Deste modo, a décima sinfonia foi trabalhada até uma fase bastante avançada. Mas permaneceu incompleta, tal como se encontrava no início de setembro de 1910, quando o compositor teve de se dedicar à preparação da estreia da Sinfonia N.º 8, em Munique, e à digressão aos E.U.A que se aproximava. O manuscrito reúne cerca de centena e meia de páginas com esboços da totalidade da obra, mas em partituras de três a cinco pautas, com exceção do primeiro andamento. Significa isto que já contém as ideias essenciais, mas na sua maior parte sem a orquestração, as intervenções detalhadas dos instrumentos em cada compasso. Nos anos que se seguiram à morte do músico, foi guardado por Alma. Revelado em 1922, os 1.º e 3.º andamentos foram pela primeira vez tocados em público na cidade de Praga, em 1924, numa versão reconstruída. Durante o período do Terceiro Reich, a música de Mahler foi banida da Alemanha e da Áustria, razão pela qual a sinfonia ficaria uma vez mais silenciada. No final da década de 1950, a partitura foi reconstituída pelo musicólogo inglês Deryck Cooke, e finalmente tocada na íntegra. Já em 1964, o musicólogo austríaco Erwin Ratz propôs uma nova edição crítica, mantendo-se mais fiel ao manuscrito. É essa a versão do Adagio que é mais frequentemente gravada e tocada ao vivo.

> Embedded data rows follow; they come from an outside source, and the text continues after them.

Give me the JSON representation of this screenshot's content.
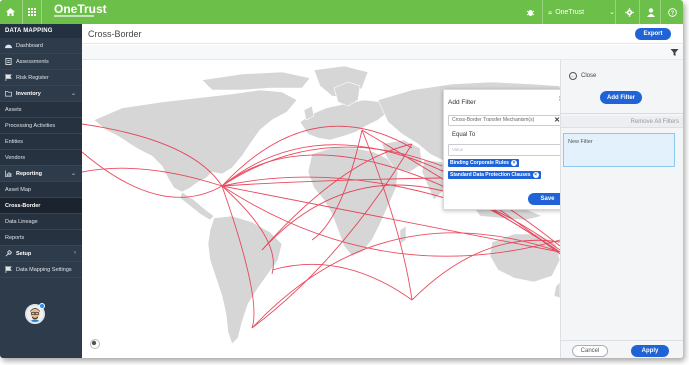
{
  "app": {
    "logo": "OneTrust"
  },
  "topbar": {
    "org_name": "OneTrust"
  },
  "sidebar": {
    "title": "DATA MAPPING",
    "items": [
      {
        "label": "Dashboard",
        "icon": "dashboard-icon"
      },
      {
        "label": "Assessments",
        "icon": "assessments-icon"
      },
      {
        "label": "Risk Register",
        "icon": "flag-icon"
      },
      {
        "label": "Inventory",
        "icon": "folder-icon"
      },
      {
        "label": "Assets"
      },
      {
        "label": "Processing Activities"
      },
      {
        "label": "Entities"
      },
      {
        "label": "Vendors"
      },
      {
        "label": "Reporting",
        "icon": "chart-icon"
      },
      {
        "label": "Asset Map"
      },
      {
        "label": "Cross-Border"
      },
      {
        "label": "Data Lineage"
      },
      {
        "label": "Reports"
      },
      {
        "label": "Setup",
        "icon": "wrench-icon"
      },
      {
        "label": "Data Mapping Settings",
        "icon": "flag-icon"
      }
    ]
  },
  "header": {
    "title": "Cross-Border",
    "export_label": "Export"
  },
  "filter_popup": {
    "title": "Add Filter",
    "field_value": "Cross-Border Transfer Mechanism(s)",
    "operator_label": "Equal To",
    "value_placeholder": "Value",
    "tags": [
      "Binding Corporate Rules",
      "Standard Data Protection Clauses"
    ],
    "save_label": "Save"
  },
  "right_panel": {
    "close_label": "Close",
    "add_filter_label": "Add Filter",
    "remove_all_label": "Remove All Filters",
    "new_filter_label": "New Filter",
    "cancel_label": "Cancel",
    "apply_label": "Apply"
  },
  "colors": {
    "brand_green": "#6cc04a",
    "sidebar_bg": "#2d3b4b",
    "primary_blue": "#1f63d6",
    "flow_line": "#e8384f",
    "land": "#d6d6d6"
  }
}
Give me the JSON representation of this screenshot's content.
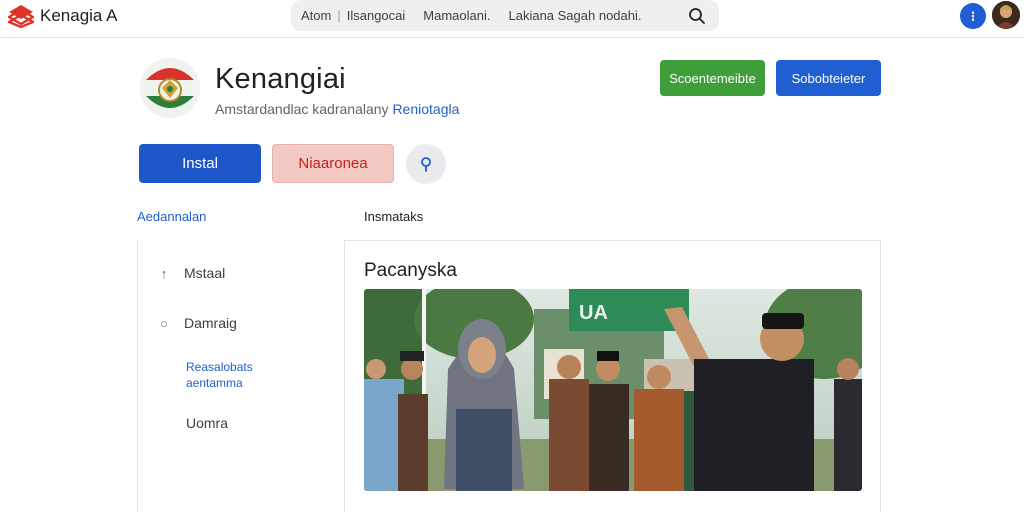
{
  "brand": {
    "name": "Kenagia A"
  },
  "topnav": {
    "items": [
      "Atom",
      "Ilsangocai",
      "Mamaolani.",
      "Lakiana Sagah nodahi."
    ],
    "search_icon": "search-icon"
  },
  "account": {
    "help_glyph": "⁝"
  },
  "app": {
    "title": "Kenangiai",
    "subtitle_text": "Amstardandlac kadranalany ",
    "subtitle_link": "Reniotagla"
  },
  "header_actions": {
    "green_label": "Scoentemeibte",
    "blue_label": "Sobobteieter"
  },
  "actions": {
    "install_label": "Instal",
    "uninstall_label": "Niaaronea",
    "share_icon": "share-icon"
  },
  "sidebar": {
    "heading": "Aedannalan",
    "items": [
      {
        "label": "Mstaal",
        "icon": "arrow-icon"
      },
      {
        "label": "Damraig",
        "icon": "circle-icon"
      }
    ],
    "sub_link_line1": "Reasalobats",
    "sub_link_line2": "aentamma",
    "last_item": "Uomra"
  },
  "main": {
    "heading": "Insmataks",
    "card_title": "Pacanyska"
  },
  "colors": {
    "primary": "#1f5fd1",
    "green": "#3e9e3a",
    "danger_bg": "#f2c9c3",
    "danger_text": "#c5221f",
    "brand_red": "#e0312b"
  }
}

Contrastando com a exultação da Sinfonia N.º 8, o Adagio da Sinfonia N.º 10 desenrola-se num ambiente pesaroso e melancólico. Sugere, inclusivamente, vagas referências ao primeiro ato da ópera Tristão e Isolda de Richard Wagner. É certo que Mahler teria trabalhado a instrumentação de forma mais densa e imponente, conhecendo nós o cuidado que sempre investia nos pormenores da orquestração. Ainda assim, seria imperdoável ignorar um trabalho de tão extraordinário compositor, ainda que inacabado.